How do we get to that figure? According to South Africa’s National Treasury, the country has an estimated 2.8 million SMEs, of which 1 million are formally registered.

A 2016 Finscope study suggested that 40% of that 1 million has access to finance, which leaves 600 000 formally registered SMEs still looking for finance. They typically borrow around R100 000 - which works out to a R60-billion funding shortfall.

Why is that a problem? The biggest reason that small businesses fail, or can’t scale up their businesses, is a lack of funding. The average venture cycle for SMEs spans around 10 years, through various stages of growth.
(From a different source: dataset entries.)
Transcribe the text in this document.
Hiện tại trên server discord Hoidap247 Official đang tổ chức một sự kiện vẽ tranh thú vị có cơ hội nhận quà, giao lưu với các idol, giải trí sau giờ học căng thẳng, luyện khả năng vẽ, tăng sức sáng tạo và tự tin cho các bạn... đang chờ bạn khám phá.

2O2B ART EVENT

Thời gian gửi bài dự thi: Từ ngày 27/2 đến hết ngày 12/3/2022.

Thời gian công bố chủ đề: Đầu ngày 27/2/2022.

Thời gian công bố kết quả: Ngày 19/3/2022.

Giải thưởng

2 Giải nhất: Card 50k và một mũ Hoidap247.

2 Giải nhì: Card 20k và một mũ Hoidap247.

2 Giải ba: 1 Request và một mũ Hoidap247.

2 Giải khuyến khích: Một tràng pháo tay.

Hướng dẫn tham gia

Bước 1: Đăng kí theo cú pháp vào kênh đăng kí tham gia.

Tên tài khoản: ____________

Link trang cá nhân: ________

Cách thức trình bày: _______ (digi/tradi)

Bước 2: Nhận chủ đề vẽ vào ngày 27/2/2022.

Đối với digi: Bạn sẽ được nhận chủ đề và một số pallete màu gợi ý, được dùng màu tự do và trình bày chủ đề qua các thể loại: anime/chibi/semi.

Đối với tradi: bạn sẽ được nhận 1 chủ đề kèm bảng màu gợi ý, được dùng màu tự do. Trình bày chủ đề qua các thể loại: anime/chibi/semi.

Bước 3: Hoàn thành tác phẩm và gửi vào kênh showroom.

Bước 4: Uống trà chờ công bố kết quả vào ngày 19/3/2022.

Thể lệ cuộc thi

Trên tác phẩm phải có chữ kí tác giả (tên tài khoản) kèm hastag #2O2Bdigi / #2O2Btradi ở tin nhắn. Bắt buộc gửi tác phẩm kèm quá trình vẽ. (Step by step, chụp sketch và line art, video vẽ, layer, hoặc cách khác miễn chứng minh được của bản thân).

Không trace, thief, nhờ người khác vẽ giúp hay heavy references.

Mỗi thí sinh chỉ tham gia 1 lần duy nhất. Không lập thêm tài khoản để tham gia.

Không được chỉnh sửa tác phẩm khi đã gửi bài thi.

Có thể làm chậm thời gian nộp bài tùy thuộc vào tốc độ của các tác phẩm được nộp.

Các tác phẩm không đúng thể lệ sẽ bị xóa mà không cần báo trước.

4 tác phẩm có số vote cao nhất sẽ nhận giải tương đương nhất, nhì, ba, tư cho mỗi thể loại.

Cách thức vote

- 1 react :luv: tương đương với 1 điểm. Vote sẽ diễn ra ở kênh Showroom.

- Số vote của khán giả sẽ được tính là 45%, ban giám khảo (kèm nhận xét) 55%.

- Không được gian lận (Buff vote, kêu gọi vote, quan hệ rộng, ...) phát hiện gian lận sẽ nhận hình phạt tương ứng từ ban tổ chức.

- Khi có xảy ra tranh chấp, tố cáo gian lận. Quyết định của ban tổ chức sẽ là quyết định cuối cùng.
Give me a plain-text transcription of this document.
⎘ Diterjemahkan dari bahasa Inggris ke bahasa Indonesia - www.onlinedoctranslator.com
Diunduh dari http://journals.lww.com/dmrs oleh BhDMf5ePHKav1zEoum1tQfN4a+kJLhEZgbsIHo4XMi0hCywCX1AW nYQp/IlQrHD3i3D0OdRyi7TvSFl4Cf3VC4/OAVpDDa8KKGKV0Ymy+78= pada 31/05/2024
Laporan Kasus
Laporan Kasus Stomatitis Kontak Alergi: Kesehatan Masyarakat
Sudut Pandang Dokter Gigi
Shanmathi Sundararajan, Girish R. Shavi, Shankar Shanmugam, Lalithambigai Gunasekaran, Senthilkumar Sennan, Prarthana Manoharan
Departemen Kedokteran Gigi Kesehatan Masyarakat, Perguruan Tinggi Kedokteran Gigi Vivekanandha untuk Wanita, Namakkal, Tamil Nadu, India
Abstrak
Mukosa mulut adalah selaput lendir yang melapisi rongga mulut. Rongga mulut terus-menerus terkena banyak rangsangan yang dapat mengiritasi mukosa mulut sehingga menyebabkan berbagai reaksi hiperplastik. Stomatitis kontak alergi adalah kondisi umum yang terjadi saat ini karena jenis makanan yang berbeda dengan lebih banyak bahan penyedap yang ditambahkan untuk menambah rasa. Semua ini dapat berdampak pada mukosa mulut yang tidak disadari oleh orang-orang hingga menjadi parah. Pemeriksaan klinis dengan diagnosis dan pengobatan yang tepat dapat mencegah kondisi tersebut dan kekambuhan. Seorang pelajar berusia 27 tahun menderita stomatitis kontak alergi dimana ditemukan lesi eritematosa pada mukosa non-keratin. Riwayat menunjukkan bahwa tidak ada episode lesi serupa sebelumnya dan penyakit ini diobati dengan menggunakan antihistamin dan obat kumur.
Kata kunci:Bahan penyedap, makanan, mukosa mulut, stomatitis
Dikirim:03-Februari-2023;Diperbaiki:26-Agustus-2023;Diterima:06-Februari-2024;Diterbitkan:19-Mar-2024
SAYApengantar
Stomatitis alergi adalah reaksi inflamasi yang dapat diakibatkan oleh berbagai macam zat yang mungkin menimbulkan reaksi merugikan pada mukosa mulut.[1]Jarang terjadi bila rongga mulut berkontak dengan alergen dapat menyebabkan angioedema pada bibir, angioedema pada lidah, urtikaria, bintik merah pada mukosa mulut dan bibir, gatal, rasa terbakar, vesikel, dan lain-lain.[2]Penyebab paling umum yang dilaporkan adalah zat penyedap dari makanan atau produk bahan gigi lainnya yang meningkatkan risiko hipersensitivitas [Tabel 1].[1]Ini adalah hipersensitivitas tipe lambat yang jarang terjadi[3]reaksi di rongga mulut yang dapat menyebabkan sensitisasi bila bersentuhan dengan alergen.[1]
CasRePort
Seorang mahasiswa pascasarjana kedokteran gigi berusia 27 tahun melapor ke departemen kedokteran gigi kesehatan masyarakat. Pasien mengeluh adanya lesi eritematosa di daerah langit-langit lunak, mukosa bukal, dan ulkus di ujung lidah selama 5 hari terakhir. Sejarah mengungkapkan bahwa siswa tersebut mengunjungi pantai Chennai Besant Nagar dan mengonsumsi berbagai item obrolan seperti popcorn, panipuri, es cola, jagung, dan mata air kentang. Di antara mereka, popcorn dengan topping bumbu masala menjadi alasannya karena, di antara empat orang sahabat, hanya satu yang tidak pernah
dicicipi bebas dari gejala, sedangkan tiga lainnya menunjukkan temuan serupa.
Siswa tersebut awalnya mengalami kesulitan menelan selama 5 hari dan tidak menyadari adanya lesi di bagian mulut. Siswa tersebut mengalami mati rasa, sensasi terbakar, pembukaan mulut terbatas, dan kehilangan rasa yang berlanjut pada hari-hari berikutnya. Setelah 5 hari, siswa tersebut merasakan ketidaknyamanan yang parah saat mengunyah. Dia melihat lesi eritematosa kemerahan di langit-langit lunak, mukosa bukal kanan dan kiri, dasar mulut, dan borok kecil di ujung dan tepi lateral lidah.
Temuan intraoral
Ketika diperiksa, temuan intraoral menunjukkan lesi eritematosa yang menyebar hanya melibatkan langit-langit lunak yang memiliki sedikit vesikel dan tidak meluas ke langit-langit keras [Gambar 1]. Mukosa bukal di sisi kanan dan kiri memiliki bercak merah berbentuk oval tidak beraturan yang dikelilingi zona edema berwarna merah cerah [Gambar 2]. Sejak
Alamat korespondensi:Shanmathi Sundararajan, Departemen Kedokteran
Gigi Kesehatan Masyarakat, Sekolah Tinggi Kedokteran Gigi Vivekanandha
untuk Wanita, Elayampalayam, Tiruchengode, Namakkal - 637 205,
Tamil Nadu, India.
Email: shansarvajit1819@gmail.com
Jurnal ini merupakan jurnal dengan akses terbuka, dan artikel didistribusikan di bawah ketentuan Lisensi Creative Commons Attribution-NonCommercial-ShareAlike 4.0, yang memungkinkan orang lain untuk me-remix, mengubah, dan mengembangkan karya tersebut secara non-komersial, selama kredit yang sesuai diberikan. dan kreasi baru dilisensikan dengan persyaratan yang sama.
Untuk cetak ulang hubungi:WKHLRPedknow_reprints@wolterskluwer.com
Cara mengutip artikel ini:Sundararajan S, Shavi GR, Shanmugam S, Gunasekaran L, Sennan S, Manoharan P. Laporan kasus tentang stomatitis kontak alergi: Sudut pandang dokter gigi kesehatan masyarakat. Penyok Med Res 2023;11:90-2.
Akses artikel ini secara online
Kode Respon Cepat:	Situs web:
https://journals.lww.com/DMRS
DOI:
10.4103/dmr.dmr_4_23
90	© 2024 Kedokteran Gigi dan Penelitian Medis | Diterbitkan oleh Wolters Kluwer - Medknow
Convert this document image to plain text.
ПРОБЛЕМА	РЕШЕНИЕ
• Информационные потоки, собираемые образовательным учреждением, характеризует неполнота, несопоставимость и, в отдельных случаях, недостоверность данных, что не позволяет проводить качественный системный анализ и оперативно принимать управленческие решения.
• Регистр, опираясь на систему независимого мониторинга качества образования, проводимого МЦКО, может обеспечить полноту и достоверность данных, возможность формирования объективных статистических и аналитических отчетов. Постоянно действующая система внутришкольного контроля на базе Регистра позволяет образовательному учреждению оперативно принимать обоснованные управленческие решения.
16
In that time, the only constant is the need for working capital.

Why small businesses need funds

SMEs tend to need working capital for anything that will drive the growth of their business: hire more employees, buy new equipment, refurbish their stores, buy more stock, even do some marketing.

They don’t necessarily have to be elaborate plans, but each funding step is crucial to the next. And, according to funding life-cycles, this is often a 10-year plan.

But instead of being locked into a 10-year loan, working capital should be flexible because it’s the ‘air’ small businesses need to breathe during their transition and growth stages.

Stage 1: Seed and start-up (1-3 years)

Not surprisingly, this is the stage where failure rates are the highest. Typically, the sources of funding here are the business owner’s own bank account, friends and family. As a start-up, you’ve probably under-estimated the amount of money you need, and been optimistic around your time to market.

Your challenge here: don’t burn through the cash you have. Along with establishing your customer base and building a presence in the market, you need to keep a laser-like focus on your cash flow, and constantly check to see that your business is on the right track.

Stage 2: Establish and build (3-6 years)

You’ve survived the first three years – but you’re not out of the woods yet. This phase can be equally tough. As you build your customer base, you’re growing your employee numbers, which means paying more salaries and possibly even funding new developments.

Your main challenge in this stage is prioritising where you spend your time and money, and staying on top of market and broader economic conditions. As a small business, one bad patch can easily drain your cashflow and wipe you out.

Stage 3: Expand and grow (7-10 years)

By year seven of any small business, you’ll often see a greater focus on seeking sustainable funding and finding more opportunities. This is the phase that really builds the ecosystem and economy.

Here, you’ll be actively looking for funding to help grow market share and find new channels – possibly through joint ventures and partnerships, although many SMEs don’t want to give away equity when what they actually need is working capital.

The bottom line

At every stage, it’s vital to align with funders that connect with your business and understand the needs of an SME. The working capital needs of a small business vary from industry to industry, and it’s important to find partners with the same vision and values.

It’s not just about finding a financial investor: you need strategic investors who can provide access to networks and mentorship to help your business grow. If we can do that, we’ll be well on the way to creating a more vibrant and sustainable SME sector in South Africa.